Elasticsearch 集群
基於以下環境進行搭建:
CentOS Linux release 7.6.1810 (Core)
elasticsearch-7.6.2-x86_64.rpm
ip | 主機名 |
---|---|
192.168.1.1 | es1 |
192.168.1.2 | es2 |
192.168.1.3 | es3 |
安裝
# 3台都操作
wget https://mirrors.huaweicloud.com/elasticsearch/7.6.2/elasticsearch-7.6.2-x86_64.rpm
rpm -ivh elasticsearch-7.6.2-x86_64.rpm
配置
目錄統一在:/data/elasticsearch
/etc/elasticsearch/jvm.options
# 3台都操作
[root@es1 elasticsearch]# egrep -v "^#|^$" /etc/elasticsearch/jvm.options
-Xms16g
-Xmx16g
8-13:-XX:+UseConcMarkSweepGC
8-13:-XX:CMSInitiatingOccupancyFraction=75
8-13:-XX:+UseCMSInitiatingOccupancyOnly
14-:-XX:+UseG1GC
14-:-XX:G1ReservePercent=25
14-:-XX:InitiatingHeapOccupancyPercent=30
-Djava.io.tmpdir=${ES_TMPDIR}
-XX:+HeapDumpOnOutOfMemoryError
-XX:HeapDumpPath=/data/elasticsearch
-XX:ErrorFile=/data/elasticsearch/log/hs_err_pid%p.log
8:-XX:+PrintGCDetails
8:-XX:+PrintGCDateStamps
8:-XX:+PrintTenuringDistribution
8:-XX:+PrintGCApplicationStoppedTime
8:-Xloggc:/data/elasticsearch/log/gc.log
8:-XX:+UseGCLogFileRotation
8:-XX:NumberOfGCLogFiles=32
8:-XX:GCLogFileSize=64m
9-:-Xlog:gc*,gc+age=trace,safepoint:file=/data/elasticsearch/log/gc.log:utctime,pid,tags:filecount=32,filesize=64m
/etc/elasticsearch/elasticsearch.yml
[root@es1 elasticsearch]# egrep -v "^#|^$" /etc/elasticsearch/elasticsearch.yml
cluster.name: smy
# es2主機就改為es2
node.name: es1
path.data: /data/elasticsearch
path.logs: /data/elasticsearch/log
network.host: 0.0.0.0
http.port: 9200
discovery.seed_hosts: ["192.168.1.1", "192.168.1.2", "192.168.1.3"]

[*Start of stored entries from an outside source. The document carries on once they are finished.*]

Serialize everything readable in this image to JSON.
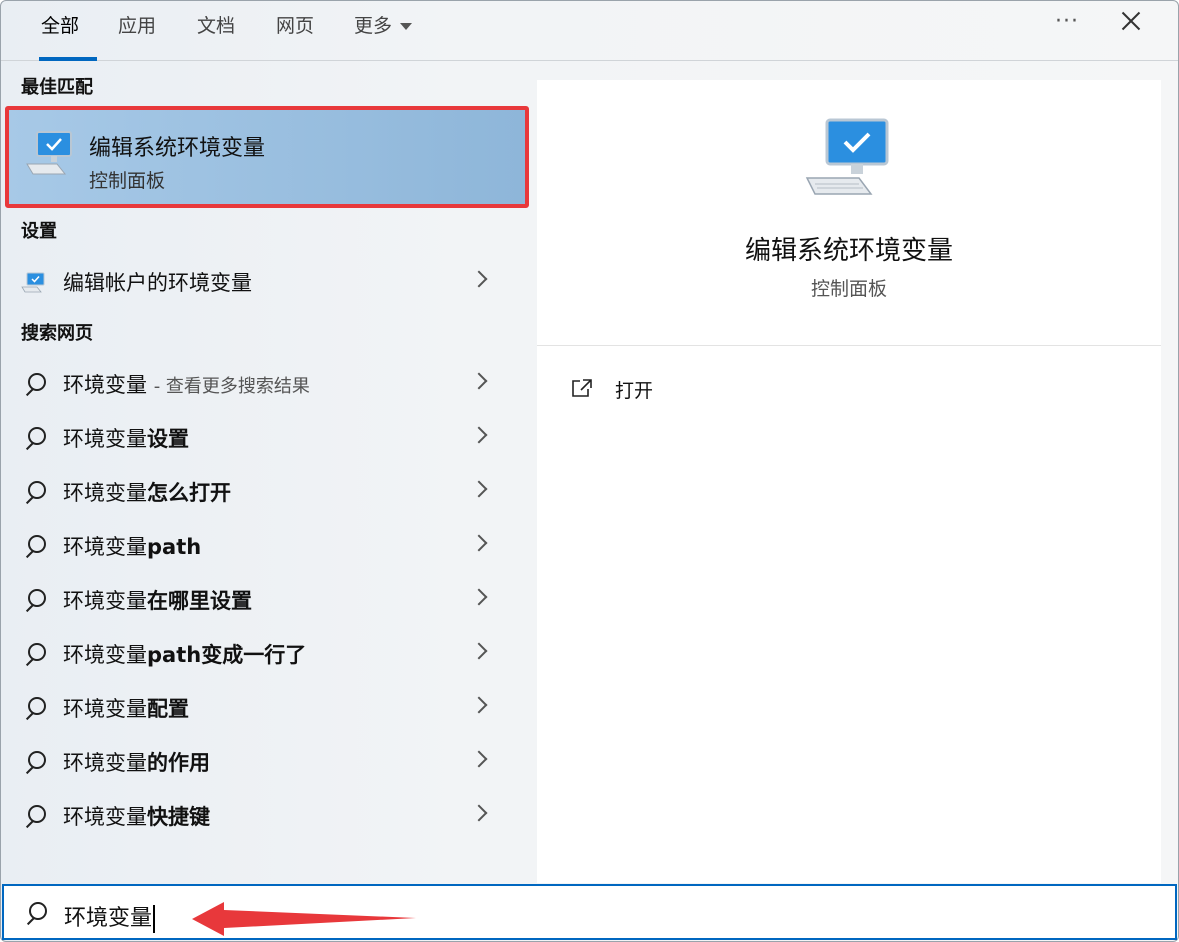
{
  "tabs": [
    {
      "label": "全部",
      "active": true
    },
    {
      "label": "应用"
    },
    {
      "label": "文档"
    },
    {
      "label": "网页"
    },
    {
      "label": "更多"
    }
  ],
  "toolbar": {
    "more_options": "···"
  },
  "sections": {
    "best_match": "最佳匹配",
    "settings": "设置",
    "web": "搜索网页"
  },
  "best_match": {
    "title": "编辑系统环境变量",
    "subtitle": "控制面板"
  },
  "settings_items": [
    {
      "label": "编辑帐户的环境变量"
    }
  ],
  "web_results": [
    {
      "query": "环境变量",
      "suffix": "",
      "hint": "- 查看更多搜索结果"
    },
    {
      "query": "环境变量",
      "suffix": "设置"
    },
    {
      "query": "环境变量",
      "suffix": "怎么打开"
    },
    {
      "query": "环境变量",
      "suffix": "path"
    },
    {
      "query": "环境变量",
      "suffix": "在哪里设置"
    },
    {
      "query": "环境变量",
      "suffix": "path变成一行了"
    },
    {
      "query": "环境变量",
      "suffix": "配置"
    },
    {
      "query": "环境变量",
      "suffix": "的作用"
    },
    {
      "query": "环境变量",
      "suffix": "快捷键"
    }
  ],
  "preview": {
    "title": "编辑系统环境变量",
    "subtitle": "控制面板",
    "actions": [
      {
        "label": "打开"
      }
    ]
  },
  "search": {
    "value": "环境变量"
  },
  "colors": {
    "accent": "#0067c0",
    "highlight_border": "#e8383b",
    "annotation_arrow": "#e8383b"
  }
}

cluster.initial_master_nodes: ["es1", "es2", "es3"]
# es-head用的
http.cors.enabled: true
http.cors.allow-origin: "*"
啟動
systemctl start elasticsearch.service
systemctl status elasticsearch.service
檢測
# 主要關注 status 是不是 green
curl -X GET "127.0.0.1:9200/_cat/health?v"

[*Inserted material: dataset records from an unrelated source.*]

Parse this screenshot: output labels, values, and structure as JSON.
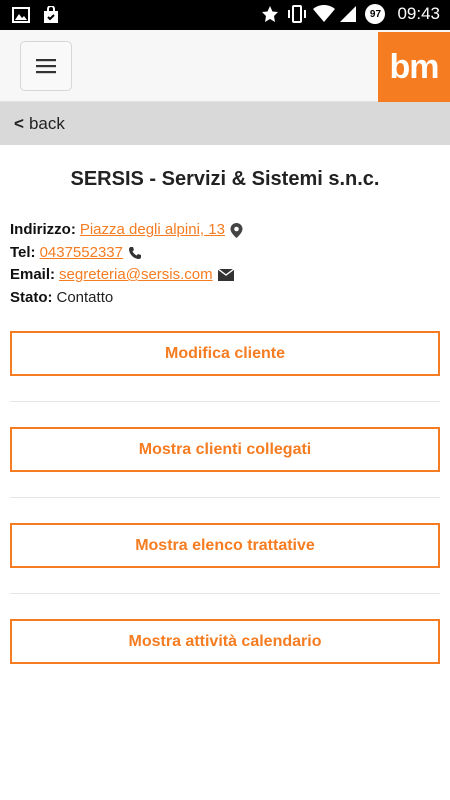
{
  "status_bar": {
    "time": "09:43",
    "battery_level": "97",
    "icons": [
      "image-icon",
      "shopping-bag-icon",
      "star-icon",
      "vibrate-icon",
      "wifi-icon",
      "signal-icon"
    ]
  },
  "header": {
    "menu_icon": "hamburger-menu-icon",
    "logo_text": "bm",
    "brand_color": "#f57c21"
  },
  "nav": {
    "back_chevron": "<",
    "back_label": "back"
  },
  "company": {
    "name": "SERSIS - Servizi & Sistemi s.n.c."
  },
  "details": {
    "address_label": "Indirizzo:",
    "address_value": "Piazza degli alpini, 13",
    "address_icon": "map-pin-icon",
    "phone_label": "Tel:",
    "phone_value": "0437552337",
    "phone_icon": "phone-icon",
    "email_label": "Email:",
    "email_value": "segreteria@sersis.com",
    "email_icon": "envelope-icon",
    "status_label": "Stato:",
    "status_value": "Contatto"
  },
  "actions": {
    "edit_client": "Modifica cliente",
    "linked_clients": "Mostra clienti collegati",
    "negotiations": "Mostra elenco trattative",
    "calendar_activities": "Mostra attività calendario"
  }
}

epoch timestamp cluster status node.total node.data shards pri relo init unassign pending_tasks max_task_wait_time active_shards_percent
1589273020 08:43:40 smy green 3 3 769 769 0 0 0 0 - 100.0%
elasticsearch-head 安裝
elasticsearch-head 是用於監控Elasticsearch 狀態的客戶端插件,包括數據可視化、執行增刪改查操作等。
從 es 5.x 開始,不再做為 es 的插件運行,而是獨立運行
- for Elasticsearch 5.x, 6.x, and 7.x: site plugins are not supported. Run as a standalone server
安裝 node、 npm
# 安裝 node
wget https://mirrors.huaweicloud.com/nodejs/latest-v10.x/node-v10.20.1-linux-x64.tar.gz
tar zxvf node-v10.20.1-linux-x64.tar.gz -C /usr/local/
mv node* node
cat <<'EOF'> /etc/profile.d/node.sh
export NODE_HOME=/usr/local/node
export PATH=$NODE_HOME/bin:$PATH
EOF
source /etc/profile
# 安裝npm
npm install npm -g
運行 elasticsearch-head
git clone git://github.com/mobz/elasticsearch-head.git
cd elasticsearch-head
npm install
npm run start &
[root@wlj174 elasticsearch-head]# npm start &
[1] 17292
[root@wlj174 elasticsearch-head]#
> elasticsearch-head@0.0.0 start /data/elasticsearch/elasticsearch-head
> grunt server
[root@wlj174 elasticsearch-head]# (node:17302) ExperimentalWarning: The http2 module is an experimental API.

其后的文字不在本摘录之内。